Not from Canada, if the signers of the oilsands letter get their way. Oilsands production raises legitimate environmental concerns, both locally and globally. Producing oil from these deposits results in higher greenhouse gas emissions, though environmentalists usually fail to mention that tripling the emissions from production, compared to conventional oil, raises the total lifecycle emissions of the oil by just 17% compared to the average barrel refined in the US, because the vast majority of those emissions occur when the resulting petroleum products are burned, not when the oil is produced or processed. Now, a 17% increase in emissions is not nothing, but it must be weighed against two other factors. First, if oil prices are high enough, this oil will likely be produced anyway, even if we don't take it. Canadian companies have already signed deals to send oilsands crude to China, and they would do more of this if we turned up our noses at the stuff.
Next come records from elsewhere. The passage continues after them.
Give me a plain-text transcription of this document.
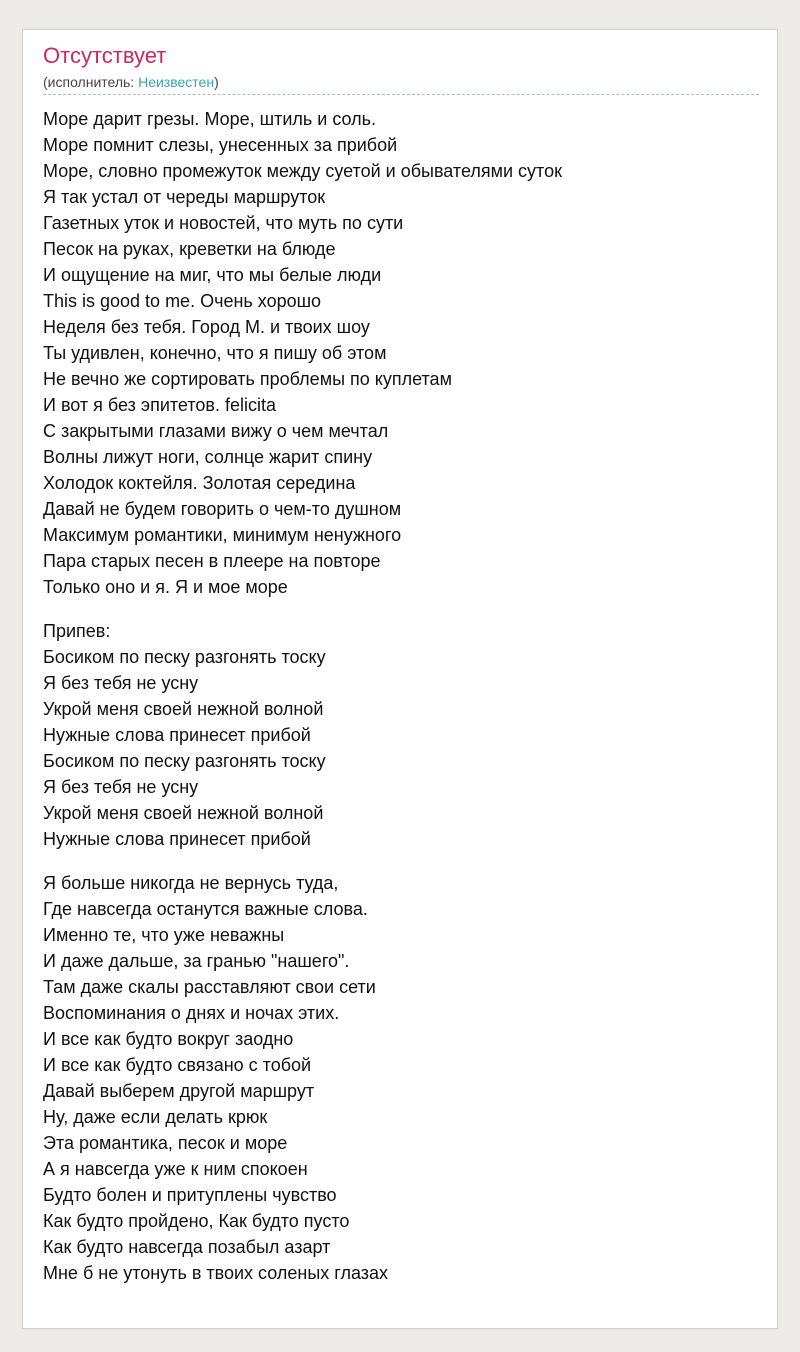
Отсутствует
(исполнитель: Неизвестен)
Море дарит грезы. Море, штиль и соль.
Море помнит слезы, унесенных за прибой
Море, словно промежуток между суетой и обывателями суток
Я так устал от череды маршруток
Газетных уток и новостей, что муть по сути
Песок на руках, креветки на блюде
И ощущение на миг, что мы белые люди
This is good to me. Очень хорошо
Неделя без тебя. Город М. и твоих шоу
Ты удивлен, конечно, что я пишу об этом
Не вечно же сортировать проблемы по куплетам
И вот я без эпитетов. felicita
С закрытыми глазами вижу о чем мечтал
Волны лижут ноги, солнце жарит спину
Холодок коктейля. Золотая середина
Давай не будем говорить о чем-то душном
Максимум романтики, минимум ненужного
Пара старых песен в плеере на повторе
Только оно и я. Я и мое море
Припев:
Босиком по песку разгонять тоску
Я без тебя не усну
Укрой меня своей нежной волной
Нужные слова принесет прибой
Босиком по песку разгонять тоску
Я без тебя не усну
Укрой меня своей нежной волной
Нужные слова принесет прибой
Я больше никогда не вернусь туда,
Где навсегда останутся важные слова.
Именно те, что уже неважны
И даже дальше, за гранью "нашего".
Там даже скалы расставляют свои сети
Воспоминания о днях и ночах этих.
И все как будто вокруг заодно
И все как будто связано с тобой
Давай выберем другой маршрут
Ну, даже если делать крюк
Эта романтика, песок и море
А я навсегда уже к ним спокоен
Будто болен и притуплены чувство
Как будто пройдено, Как будто пусто
Как будто навсегда позабыл азарт
Мне б не утонуть в твоих соленых глазах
Secondly, there's no guarantee that the oil we'd import from elsewhere would result in substantially lower emissions. That's particularly true for crude produced from heavy oil deposits in Venezuela and elsewhere, which average 14% higher lifecycle emissions.

Canada has been our largest foreign oil supplier for years, but with oilsands making up a steadily-growing share of Canadian output, restrictions on our oilsands intake would torpedo that relationship. With Mexican production going into steep decline, we would have to import more from Russia and the Middle East to make up the difference. That doesn't sound like a recipe for energy security to me.

Nor can greener sources close this gap any time soon. If you doubt that, take a look at Abengoa's Solana concentrated solar power project, which the Department of Energy just awarded a $1.45 billion loan guarantee. This technology uses the sun's energy to generate steam for electricity production, and its thermal storage allows it to do so more reliably, and over a longer portion of the day than photovoltaic cells. This is one of the most promising renewable energy technologies available, though at an effective cost of over $5,000 per kW of capacity it's hardly cheap. Yet when you convert its annual power output into equivalent barrels of oil (via the quantity of natural gas it would likely back out) it works out to less than 3,000 barrels per day. Replacing the energy contribution of Gulf Coast drilling or Canadian oilsands imports would require hundreds of such facilities, along with tens of millions of electric cars to enable their output to substitute for oil, very little of which is used to generate electricity in the US.

While renewable energy sources must inevitably meet a growing proportion of our energy needs in the years ahead, for the present US energy security still hinges on oil, which accounts for 92% of our net energy imports. If the Congress is serious about enhancing US energy security, then it should focus its efforts on reining in consumption, rather than erecting further barriers to oil produced here in the US or by our most reliable foreign supplier.